Epithets, domains and titles
Three kinds of byname suit a giant. An epithet names a quality, the Frozen, the Burning, the Unmoving, the Thunderous. A domain names a realm the giant rules, of the Frozen Wastes, of the High Peaks, of the Storm Throne, which suits a jarl or a king among giants. And a title is a grand compound earned like a crown, Frostking, Emberlord, Stormborn, Earthshaker. Pick a domain or a title for a ruler, an epithet for a lone wanderer.
Letting a generator do the work
Giant names combine naturally from a heavy given name and an elemental byname, which is how the giant name generator builds them, with options for gender, the byname style and which element to draw from.
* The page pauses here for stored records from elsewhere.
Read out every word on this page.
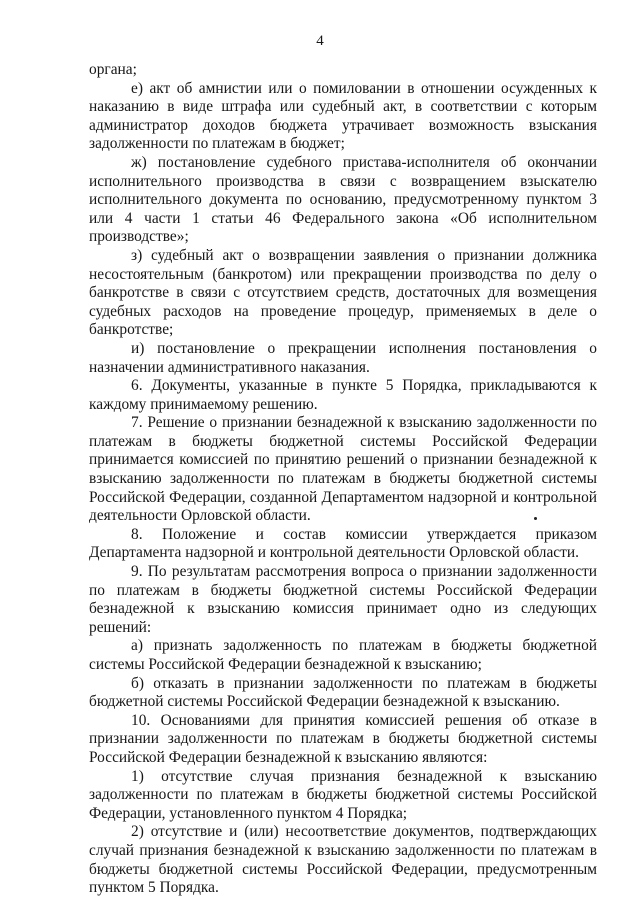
4

органа;

е) акт об амнистии или о помиловании в отношении осужденных к наказанию в виде штрафа или судебный акт, в соответствии с которым администратор доходов бюджета утрачивает возможность взыскания задолженности по платежам в бюджет;

ж) постановление судебного пристава-исполнителя об окончании исполнительного производства в связи с возвращением взыскателю исполнительного документа по основанию, предусмотренному пунктом 3 или 4 части 1 статьи 46 Федерального закона «Об исполнительном производстве»;

з) судебный акт о возвращении заявления о признании должника несостоятельным (банкротом) или прекращении производства по делу о банкротстве в связи с отсутствием средств, достаточных для возмещения судебных расходов на проведение процедур, применяемых в деле о банкротстве;

и) постановление о прекращении исполнения постановления о назначении административного наказания.

6. Документы, указанные в пункте 5 Порядка, прикладываются к каждому принимаемому решению.

7. Решение о признании безнадежной к взысканию задолженности по платежам в бюджеты бюджетной системы Российской Федерации принимается комиссией по принятию решений о признании безнадежной к взысканию задолженности по платежам в бюджеты бюджетной системы Российской Федерации, созданной Департаментом надзорной и контрольной деятельности Орловской области.

8. Положение и состав комиссии утверждается приказом Департамента надзорной и контрольной деятельности Орловской области.

9. По результатам рассмотрения вопроса о признании задолженности по платежам в бюджеты бюджетной системы Российской Федерации безнадежной к взысканию комиссия принимает одно из следующих решений:

а) признать задолженность по платежам в бюджеты бюджетной системы Российской Федерации безнадежной к взысканию;

б) отказать в признании задолженности по платежам в бюджеты бюджетной системы Российской Федерации безнадежной к взысканию.

10. Основаниями для принятия комиссией решения об отказе в признании задолженности по платежам в бюджеты бюджетной системы Российской Федерации безнадежной к взысканию являются:

1) отсутствие случая признания безнадежной к взысканию задолженности по платежам в бюджеты бюджетной системы Российской Федерации, установленного пунктом 4 Порядка;

2) отсутствие и (или) несоответствие документов, подтверждающих случай признания безнадежной к взысканию задолженности по платежам в бюджеты бюджетной системы Российской Федерации, предусмотренным пунктом 5 Порядка.
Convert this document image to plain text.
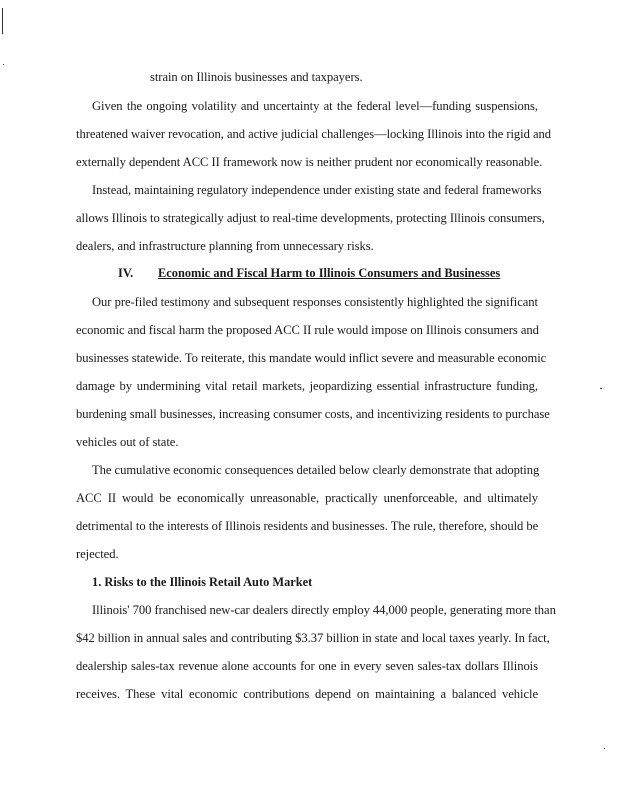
strain on Illinois businesses and taxpayers.
Given the ongoing volatility and uncertainty at the federal level—funding suspensions,
threatened waiver revocation, and active judicial challenges—locking Illinois into the rigid and
externally dependent ACC II framework now is neither prudent nor economically reasonable.
Instead, maintaining regulatory independence under existing state and federal frameworks
allows Illinois to strategically adjust to real-time developments, protecting Illinois consumers,
dealers, and infrastructure planning from unnecessary risks.
IV. Economic and Fiscal Harm to Illinois Consumers and Businesses
Our pre-filed testimony and subsequent responses consistently highlighted the significant
economic and fiscal harm the proposed ACC II rule would impose on Illinois consumers and
businesses statewide. To reiterate, this mandate would inflict severe and measurable economic
damage by undermining vital retail markets, jeopardizing essential infrastructure funding,
burdening small businesses, increasing consumer costs, and incentivizing residents to purchase
vehicles out of state.
The cumulative economic consequences detailed below clearly demonstrate that adopting
ACC II would be economically unreasonable, practically unenforceable, and ultimately
detrimental to the interests of Illinois residents and businesses. The rule, therefore, should be
rejected.
1. Risks to the Illinois Retail Auto Market
Illinois' 700 franchised new-car dealers directly employ 44,000 people, generating more than
$42 billion in annual sales and contributing $3.37 billion in state and local taxes yearly. In fact,
dealership sales-tax revenue alone accounts for one in every seven sales-tax dollars Illinois
receives. These vital economic contributions depend on maintaining a balanced vehicle
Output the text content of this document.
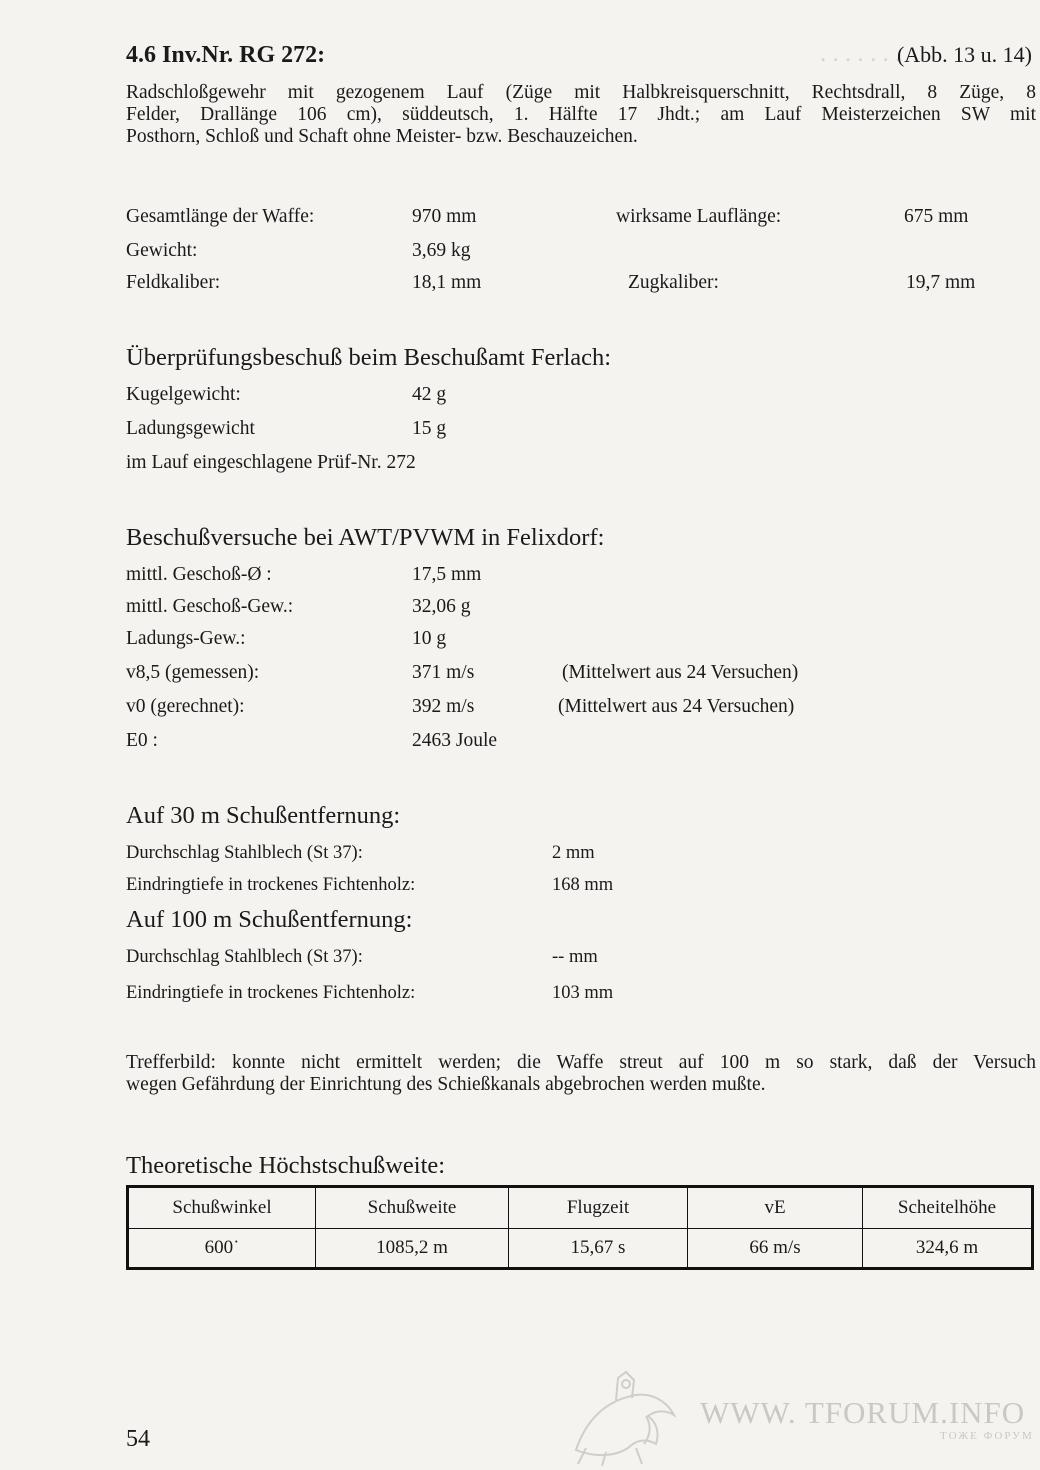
. . . . . . .

4.6 Inv.Nr. RG 272:	(Abb. 13 u. 14)
Radschloßgewehr mit gezogenem Lauf (Züge mit Halbkreisquerschnitt, Rechtsdrall, 8 Züge, 8
Felder, Drallänge 106 cm), süddeutsch, 1. Hälfte 17 Jhdt.; am Lauf Meisterzeichen SW mit
Posthorn, Schloß und Schaft ohne Meister- bzw. Beschauzeichen.
Gesamtlänge der Waffe:	970 mm	wirksame Lauflänge:	675 mm
Gewicht:	3,69 kg
Feldkaliber:	18,1 mm	Zugkaliber:	19,7 mm
Überprüfungsbeschuß beim Beschußamt Ferlach:
Kugelgewicht:	42 g
Ladungsgewicht	15 g
im Lauf eingeschlagene Prüf-Nr. 272
Beschußversuche bei AWT/PVWM in Felixdorf:
mittl. Geschoß-Ø :	17,5 mm
mittl. Geschoß-Gew.:	32,06 g
Ladungs-Gew.:	10 g
v8,5 (gemessen):	371 m/s	(Mittelwert aus 24 Versuchen)
v0 (gerechnet):	392 m/s	(Mittelwert aus 24 Versuchen)
E0 :	2463 Joule
Auf 30 m Schußentfernung:
Durchschlag Stahlblech (St 37):	2 mm
Eindringtiefe in trockenes Fichtenholz:	168 mm
Auf 100 m Schußentfernung:
Durchschlag Stahlblech (St 37):	-- mm
Eindringtiefe in trockenes Fichtenholz:	103 mm
Trefferbild: konnte nicht ermittelt werden; die Waffe streut auf 100 m so stark, daß der Versuch
wegen Gefährdung der Einrichtung des Schießkanals abgebrochen werden mußte.
Theoretische Höchstschußweite:
Schußwinkel	Schußweite	Flugzeit	vE	Scheitelhöhe
600˙	1085,2 m	15,67 s	66 m/s	324,6 m
54
WWW. TFORUM.INFO
ТОЖЕ ФОРУМ
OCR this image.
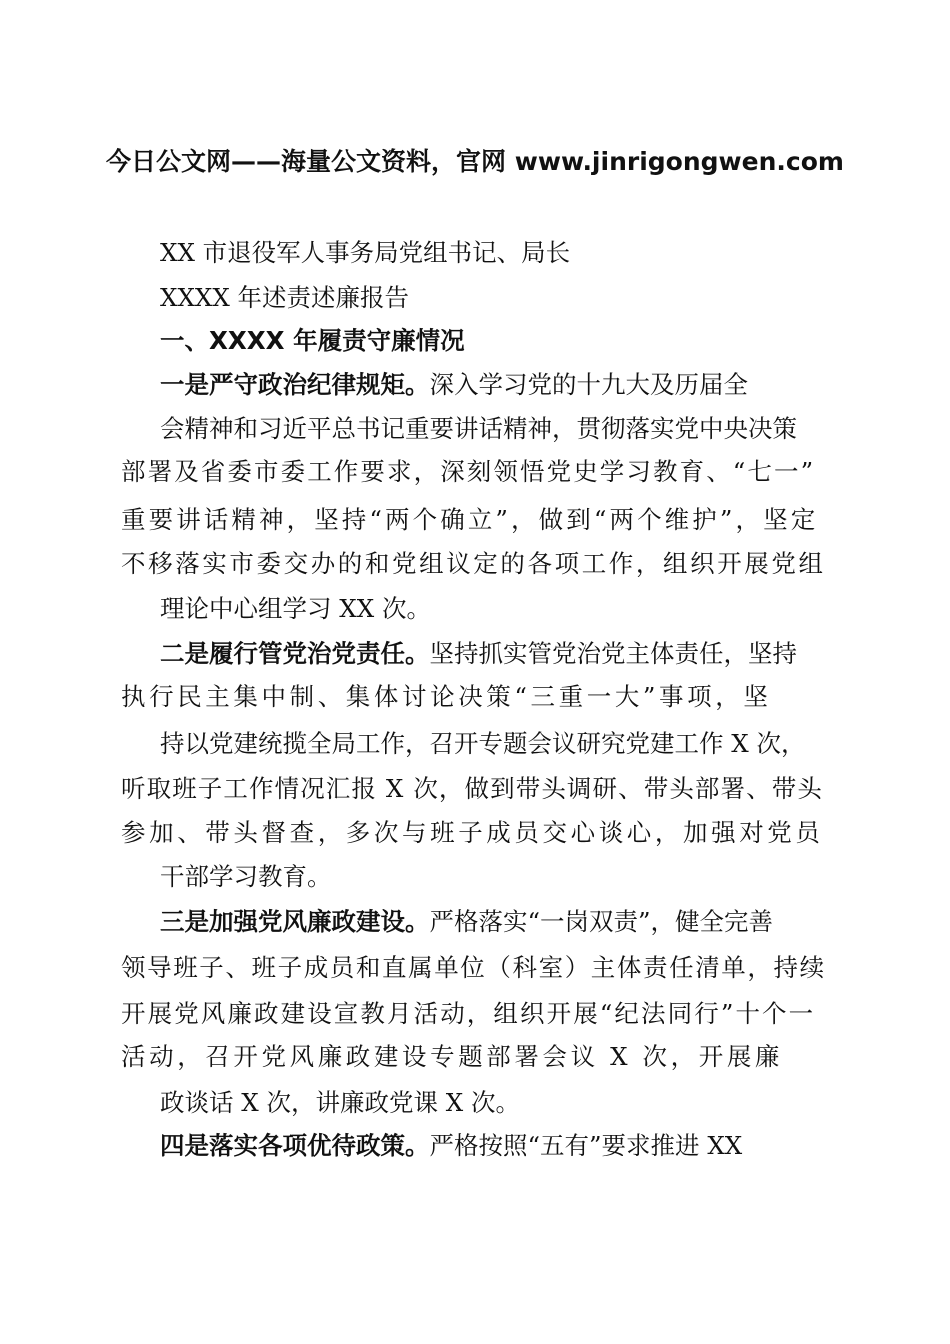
今日公文网——海量公文资料，官网 www.jinrigongwen.com
XX 市退役军人事务局党组书记、局长
XXXX 年述责述廉报告
一、XXXX 年履责守廉情况
一是严守政治纪律规矩。深入学习党的十九大及历届全
会精神和习近平总书记重要讲话精神，贯彻落实党中央决策
部署及省委市委工作要求，深刻领悟党史学习教育、“七一”
重要讲话精神，坚持“两个确立”，做到“两个维护”，坚定
不移落实市委交办的和党组议定的各项工作，组织开展党组
理论中心组学习 XX 次。
二是履行管党治党责任。坚持抓实管党治党主体责任，坚持
执行民主集中制、集体讨论决策“三重一大”事项，坚
持以党建统揽全局工作，召开专题会议研究党建工作 X 次，
听取班子工作情况汇报 X 次，做到带头调研、带头部署、带头
参加、带头督查，多次与班子成员交心谈心，加强对党员
干部学习教育。
三是加强党风廉政建设。严格落实“一岗双责”，健全完善
领导班子、班子成员和直属单位（科室）主体责任清单，持续
开展党风廉政建设宣教月活动，组织开展“纪法同行”十个一
活动，召开党风廉政建设专题部署会议 X 次，开展廉
政谈话 X 次，讲廉政党课 X 次。
四是落实各项优待政策。严格按照“五有”要求推进 XX
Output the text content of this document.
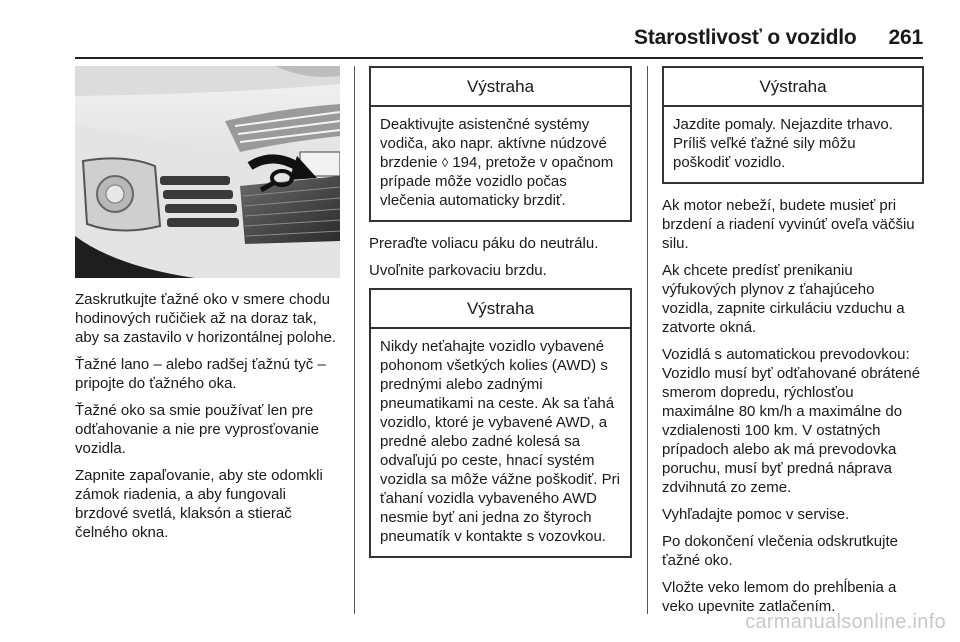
Starostlivosť o vozidlo 261

Zaskrutkujte ťažné oko v smere chodu hodinových ručičiek až na doraz tak, aby sa zastavilo v horizontálnej polohe.

Ťažné lano – alebo radšej ťažnú tyč – pripojte do ťažného oka.

Ťažné oko sa smie používať len pre odťahovanie a nie pre vyprosťovanie vozidla.

Zapnite zapaľovanie, aby ste odomkli zámok riadenia, a aby fungovali brzdové svetlá, klaksón a stierač čelného okna.

Výstraha
Deaktivujte asistenčné systémy vodiča, ako napr. aktívne núdzové brzdenie ◊ 194, pretože v opačnom prípade môže vozidlo počas vlečenia automaticky brzdiť.

Preraďte voliacu páku do neutrálu.

Uvoľnite parkovaciu brzdu.

Výstraha
Nikdy neťahajte vozidlo vybavené pohonom všetkých kolies (AWD) s prednými alebo zadnými pneumatikami na ceste. Ak sa ťahá vozidlo, ktoré je vybavené AWD, a predné alebo zadné kolesá sa odvaľujú po ceste, hnací systém vozidla sa môže vážne poškodiť. Pri ťahaní vozidla vybaveného AWD nesmie byť ani jedna zo štyroch pneumatík v kontakte s vozovkou.
Výstraha
Jazdite pomaly. Nejazdite trhavo. Príliš veľké ťažné sily môžu poškodiť vozidlo.

Ak motor nebeží, budete musieť pri brzdení a riadení vyvinúť oveľa väčšiu silu.

Ak chcete predísť prenikaniu výfukových plynov z ťahajúceho vozidla, zapnite cirkuláciu vzduchu a zatvorte okná.

Vozidlá s automatickou prevodovkou: Vozidlo musí byť odťahované obrátené smerom dopredu, rýchlosťou maximálne 80 km/h a maximálne do vzdialenosti 100 km. V ostatných prípadoch alebo ak má prevodovka poruchu, musí byť predná náprava zdvihnutá zo zeme.

Vyhľadajte pomoc v servise.

Po dokončení vlečenia odskrutkujte ťažné oko.

Vložte veko lemom do prehĺbenia a veko upevnite zatlačením.

carmanualsonline.info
Generate a batch, read them aloud as a herald would over a battlefield, and keep the one that sounds like a mountain moving. For another ancient power, see the dragon name generator, and for the craft, how to name a fantasy character.
A few pitfalls
- Too light. A short, soft name undercuts the scale. Reach for heavy, rolling sounds.
- Mismatched element. A frost giant called Emberlord sends mixed signals. Keep the byname in step with the kind.
- Over-titling. Not every giant is a king. Save the grand domains and titles for the ones who rule something.
If your giants share a world with others, their huge names tower over the Norse names of your Vikings and the stout names of your dwarves, who often live in their shadow.